When we started the argument, I said, "I think I'm running out of time." And Judge Hutcheson said, "Oh, no. We've got the whole day. Feel at ease." And he started in on his questioning, and he questioned me about qualifications for voters, step by step, back, back, back, and I kept giving him the answers. Eventually he asked me a question, and I said, "Now, Judge Hutcheson, with all due respect, I don't know anything better than the truth, and I have to tell you what the truth is."

He says, "What's that?"

I said, "You're talking about the Justinian Code, aren't you?"

He said, "Yeah. Of course."

I said, "Well, I just want to warn you that I can answer that, but that's as far as I go."

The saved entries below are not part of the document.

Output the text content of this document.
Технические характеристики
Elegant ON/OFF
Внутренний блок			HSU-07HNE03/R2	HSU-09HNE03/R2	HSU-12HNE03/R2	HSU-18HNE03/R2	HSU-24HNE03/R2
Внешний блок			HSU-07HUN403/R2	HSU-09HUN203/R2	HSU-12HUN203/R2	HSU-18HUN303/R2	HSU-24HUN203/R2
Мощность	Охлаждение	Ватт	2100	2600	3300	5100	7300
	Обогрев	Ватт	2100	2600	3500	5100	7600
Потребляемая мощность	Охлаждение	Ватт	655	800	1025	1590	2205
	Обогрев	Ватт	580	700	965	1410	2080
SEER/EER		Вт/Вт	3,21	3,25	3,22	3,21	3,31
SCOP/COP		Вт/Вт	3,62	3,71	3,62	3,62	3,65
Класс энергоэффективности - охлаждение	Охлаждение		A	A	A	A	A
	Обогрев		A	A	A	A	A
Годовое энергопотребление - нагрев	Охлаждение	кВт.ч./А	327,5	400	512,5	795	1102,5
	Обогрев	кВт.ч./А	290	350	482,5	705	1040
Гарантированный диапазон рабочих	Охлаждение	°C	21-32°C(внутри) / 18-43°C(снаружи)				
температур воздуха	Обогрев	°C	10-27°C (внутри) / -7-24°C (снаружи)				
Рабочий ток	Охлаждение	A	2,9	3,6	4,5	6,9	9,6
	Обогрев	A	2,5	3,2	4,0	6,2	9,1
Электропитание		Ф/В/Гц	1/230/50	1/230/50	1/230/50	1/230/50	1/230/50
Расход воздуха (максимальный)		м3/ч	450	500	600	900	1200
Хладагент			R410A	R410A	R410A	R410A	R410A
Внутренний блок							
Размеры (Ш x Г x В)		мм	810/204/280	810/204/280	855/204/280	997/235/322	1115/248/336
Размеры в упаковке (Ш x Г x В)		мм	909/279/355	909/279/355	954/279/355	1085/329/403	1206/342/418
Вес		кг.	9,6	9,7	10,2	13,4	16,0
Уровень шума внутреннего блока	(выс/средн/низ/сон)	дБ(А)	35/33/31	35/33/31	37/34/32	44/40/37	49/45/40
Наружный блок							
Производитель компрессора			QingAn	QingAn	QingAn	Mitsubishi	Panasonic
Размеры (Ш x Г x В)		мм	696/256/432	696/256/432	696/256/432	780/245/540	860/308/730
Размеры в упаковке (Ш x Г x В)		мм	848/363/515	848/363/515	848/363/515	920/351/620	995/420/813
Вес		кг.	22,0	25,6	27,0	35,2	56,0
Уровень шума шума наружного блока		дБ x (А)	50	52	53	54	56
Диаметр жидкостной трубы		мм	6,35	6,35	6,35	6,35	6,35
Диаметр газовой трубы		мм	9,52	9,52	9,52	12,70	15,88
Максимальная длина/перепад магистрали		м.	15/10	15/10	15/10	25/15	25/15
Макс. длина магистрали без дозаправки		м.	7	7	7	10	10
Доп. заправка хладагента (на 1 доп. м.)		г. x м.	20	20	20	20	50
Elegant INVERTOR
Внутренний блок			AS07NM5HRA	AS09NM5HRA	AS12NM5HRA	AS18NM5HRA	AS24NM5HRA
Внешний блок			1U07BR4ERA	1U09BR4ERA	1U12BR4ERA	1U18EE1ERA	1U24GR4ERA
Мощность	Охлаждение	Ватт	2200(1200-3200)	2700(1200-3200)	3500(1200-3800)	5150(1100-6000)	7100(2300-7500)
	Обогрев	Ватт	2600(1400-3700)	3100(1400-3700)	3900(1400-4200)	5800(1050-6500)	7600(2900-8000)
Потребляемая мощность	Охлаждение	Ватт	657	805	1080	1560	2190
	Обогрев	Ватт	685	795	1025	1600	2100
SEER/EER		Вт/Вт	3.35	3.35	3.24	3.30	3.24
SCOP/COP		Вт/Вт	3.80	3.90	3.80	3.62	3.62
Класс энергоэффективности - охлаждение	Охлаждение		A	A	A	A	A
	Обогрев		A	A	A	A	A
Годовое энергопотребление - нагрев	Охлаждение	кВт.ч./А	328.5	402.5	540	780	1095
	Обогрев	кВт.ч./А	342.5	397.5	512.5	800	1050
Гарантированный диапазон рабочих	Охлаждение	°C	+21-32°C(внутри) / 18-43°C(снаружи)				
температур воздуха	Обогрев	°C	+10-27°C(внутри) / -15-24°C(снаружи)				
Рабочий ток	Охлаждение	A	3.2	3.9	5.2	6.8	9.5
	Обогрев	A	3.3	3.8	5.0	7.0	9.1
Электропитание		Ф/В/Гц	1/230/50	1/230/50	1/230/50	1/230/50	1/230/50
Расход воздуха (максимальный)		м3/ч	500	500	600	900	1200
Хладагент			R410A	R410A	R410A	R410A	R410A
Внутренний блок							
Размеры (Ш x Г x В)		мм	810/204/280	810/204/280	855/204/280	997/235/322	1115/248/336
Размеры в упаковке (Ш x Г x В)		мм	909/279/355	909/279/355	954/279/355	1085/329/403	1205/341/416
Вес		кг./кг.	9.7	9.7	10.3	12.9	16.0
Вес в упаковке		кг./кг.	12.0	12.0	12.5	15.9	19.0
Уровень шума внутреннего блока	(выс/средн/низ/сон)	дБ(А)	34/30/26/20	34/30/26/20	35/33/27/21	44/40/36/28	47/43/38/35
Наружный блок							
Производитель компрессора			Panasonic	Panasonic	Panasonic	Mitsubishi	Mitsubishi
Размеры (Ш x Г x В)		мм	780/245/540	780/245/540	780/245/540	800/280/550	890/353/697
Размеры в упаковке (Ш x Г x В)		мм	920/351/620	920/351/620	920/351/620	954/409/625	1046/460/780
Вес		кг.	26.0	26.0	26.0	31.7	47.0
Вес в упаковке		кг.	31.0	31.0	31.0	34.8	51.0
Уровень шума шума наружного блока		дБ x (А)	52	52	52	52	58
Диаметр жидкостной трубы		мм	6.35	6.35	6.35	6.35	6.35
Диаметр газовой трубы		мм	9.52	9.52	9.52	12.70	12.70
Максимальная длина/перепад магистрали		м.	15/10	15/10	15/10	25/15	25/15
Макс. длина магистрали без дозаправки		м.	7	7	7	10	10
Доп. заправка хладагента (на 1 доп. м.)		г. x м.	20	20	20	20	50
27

He said, "Join the club. That's as far as I go."

He had me on my feet for three hours, and he ruled against me. Then I said,

"Well, I'm going to the Supreme Court."

He said, "Of course."

And I know, I saw him a couple of months later, in the Court of Appeals of New Orleans, and he said, "Have you filed your petition for certiorari yet?"

I said, "No, sir."

He said, "Well, why don't you hurry up? You know you're going to win."

I remember thinking then, I'd go ahead, and we brought it up here, and we did; we won it.

That case, that started the whole voting of the Negroes in the South. And after that, thanks to former Justice Clark, Tom Clark, who was then Attorney General, he told the other states that they'd better fall in line or he'd whack them one. And they all fell in line except Georgia and South Carolina, and we had to file two more cases.

And I know, in South Carolina, when we won the right to vote there, to register, and if I remember correctly, we put something like eighty thousand Negroes on the books in a ten-day period. And they don't have that many now. I remember, in Charleston, a story a newspaper boy told me, the Negroes all dressed up to register, to vote in the primary. They put on their Sunday clothes. It was a big day.

And they were in this line, which this newspaper reporter saw, and there were a couple of white people pushing, you know, who wanted to get ahead. And these Negroes, of course, they'd been there waiting. And so when these white people kept pushing, this Negro woman turned around to the man behind her and she said, "You seem to be in a hurry. So you just go right ahead. You know, we been waiting a long time. We don't mind waiting a little longer."

[Laughs] She said, "We don't mind waiting a little longer."